In Current study, males were found to have a higher incidence of septicemia compared to female. Other researchers in Iraq [9], Nigeria [10], Ethiopia [11], reported similar findings. Whereas Omoregie et al. found no significant sex difference in the incidence of bacterial septicemia [12]. The most common pathogens were gram negative bacilli causing both early-onset septicemia and late onset sepsis as percentage (28%, 34%) respectively compare to gram positive bacteria (30%, 8%) Gram negative bacteria is more common in EOS and LOS with predominant of E. coli in two categories [13]. Similar results were obtained by many previous studies in Dubai [14] (Koutouby), Saudi Arabia [15] and Mexico [16]. All these studies showed a higher incidence of gram negative micro-organisms among neonates with septicemia who died compared to those who survived. Revealed that Gram negative organism is most common and represented by E. coli, Klebsiella, Salmonella and Pseudomonas [17]. While Gram positive bacteria, CoNS, Staph. aureus, Strep. pyogenes and Strep. pneumoniae are most commonly isolated [18].

The source of infection for EOS is highly associated with the organisms that are carried in the maternal genital tract leading to vertical transmission, while LOS is typically caused by either nosocomial (hospital-acquired) or community-acquired sources [19]. The most common pathogenic organisms were E. coli 13 cases (26%), both Klebsiella and Pseudomonas species 7 cases (14%), in Baghdad teaching hospital/medical city, Ibraheem, 2011 was found (similar to current study ) that E. coli was the most common bacteria isolated in 19 (23.7%), followed by Klebsiellapneumoniae 16 (20%) [20].

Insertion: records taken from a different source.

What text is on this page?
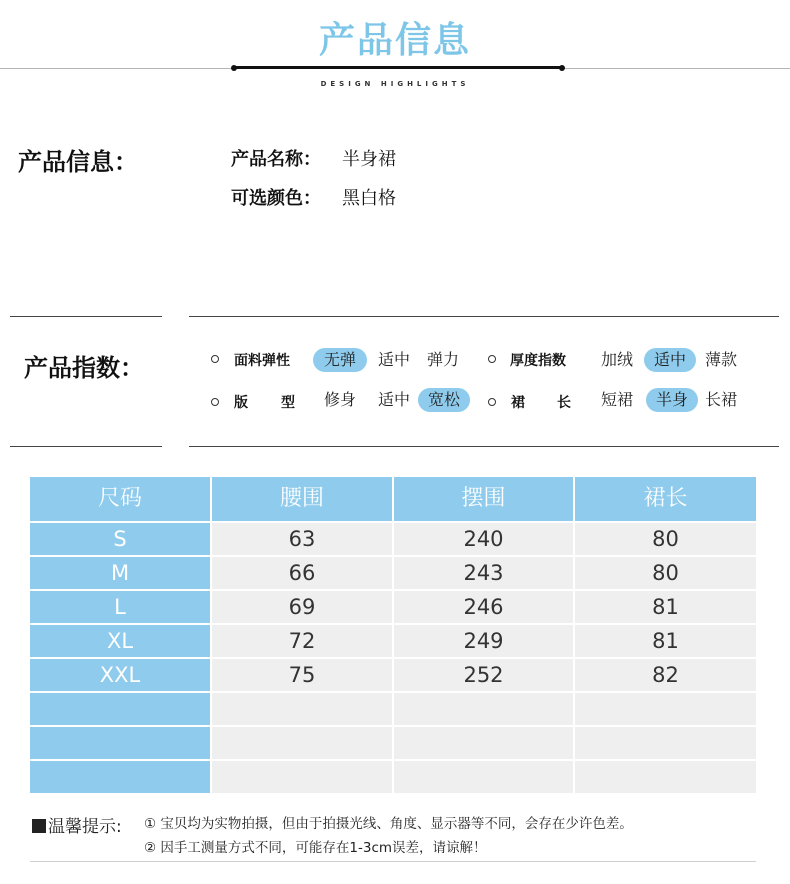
产品信息
DESIGN HIGHLIGHTS
产品信息：	产品名称： 半身裙
可选颜色： 黑白格
产品指数：	面料弹性	无弹	适中	弹力	厚度指数	加绒	适中	薄款
版 型	修身	适中	宽松	裙 长	短裙	半身	长裙
尺码	腰围	摆围	裙长
S	63	240	80
M	66	243	80
L	69	246	81
XL	72	249	81
XXL	75	252	82
温馨提示: ① 宝贝均为实物拍摄，但由于拍摄光线、角度、显示器等不同，会存在少许色差。
② 因手工测量方式不同，可能存在1-3cm误差，请谅解！
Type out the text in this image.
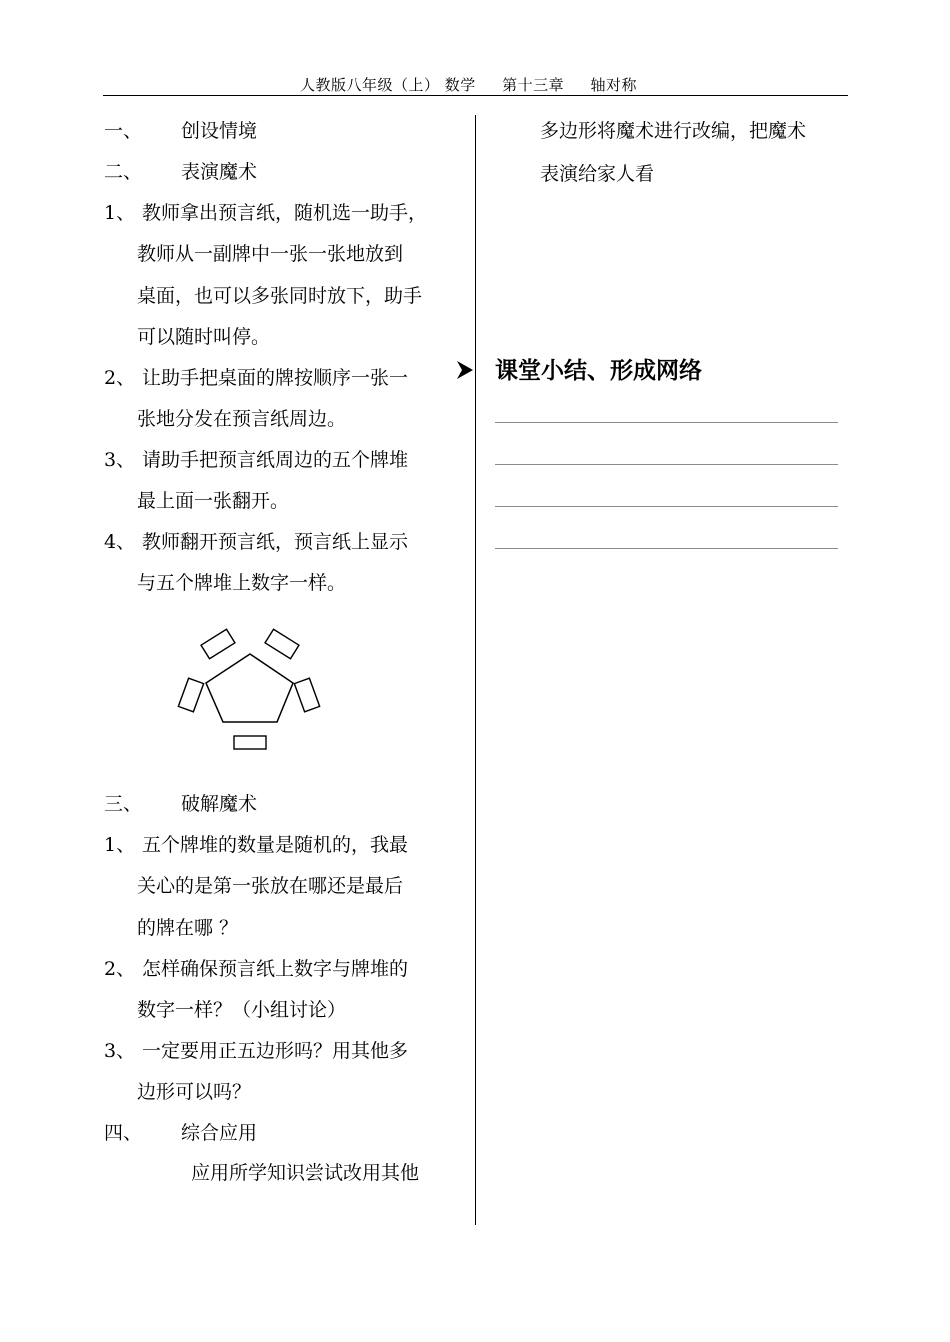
人教版八年级（上） 数学     第十三章     轴对称
一、 创设情境
二、 表演魔术
1、 教师拿出预言纸，随机选一助手，
教师从一副牌中一张一张地放到
桌面，也可以多张同时放下，助手
可以随时叫停。
2、 让助手把桌面的牌按顺序一张一
张地分发在预言纸周边。
3、 请助手把预言纸周边的五个牌堆
最上面一张翻开。
4、 教师翻开预言纸，预言纸上显示
与五个牌堆上数字一样。
三、 破解魔术
1、 五个牌堆的数量是随机的，我最
关心的是第一张放在哪还是最后
的牌在哪 ？
2、 怎样确保预言纸上数字与牌堆的
数字一样？（小组讨论）
3、 一定要用正五边形吗？用其他多
边形可以吗？
四、 综合应用
应用所学知识尝试改用其他
多边形将魔术进行改编，把魔术
表演给家人看
课堂小结、形成网络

Results of Hoffman explain the organisms most frequently involved in early-onset neonatal septicemia of term and preterm infants together are GBS andEscherichia coli, which account for approximately 70% of infections combined. Additional pathogens to consider, which account for the remaining minority of cases, are other streptococci [21]. The most common pathogen reported causing early onset sepsis were gram-negative bacilli responsible for 54% of early septicemia. Coagulase-negative Staphylococcus was the next most common, either due to rapid early postnatal acquisition of the organism or as blood culture contaminants followed by Staphylococcus aureus. This pattern of organisms is similar to that observed by other investigators [22-24]. The mortality was higher in neonates whose blood culture, as well as the education mothers, housewife and rural of residency area were more prone to septicemia than other neonates [25,26].

Conclusion

Males with septicemia more than females, so about 31 (62%) in age (>7) day compare to age group (7-28 and 28 ≤) day as (62%, 22%) respectively. Early onset sepsis more than late onset sepsis. The most common pathogens were gram negative bacilli causing both early-onset septicemia and late onset sepsis. The most common pathogenic organisms were E. coli, followed both Klebsiella and Pseudomonas species. Socio demographic characteristics play important role in neonatal septicemia.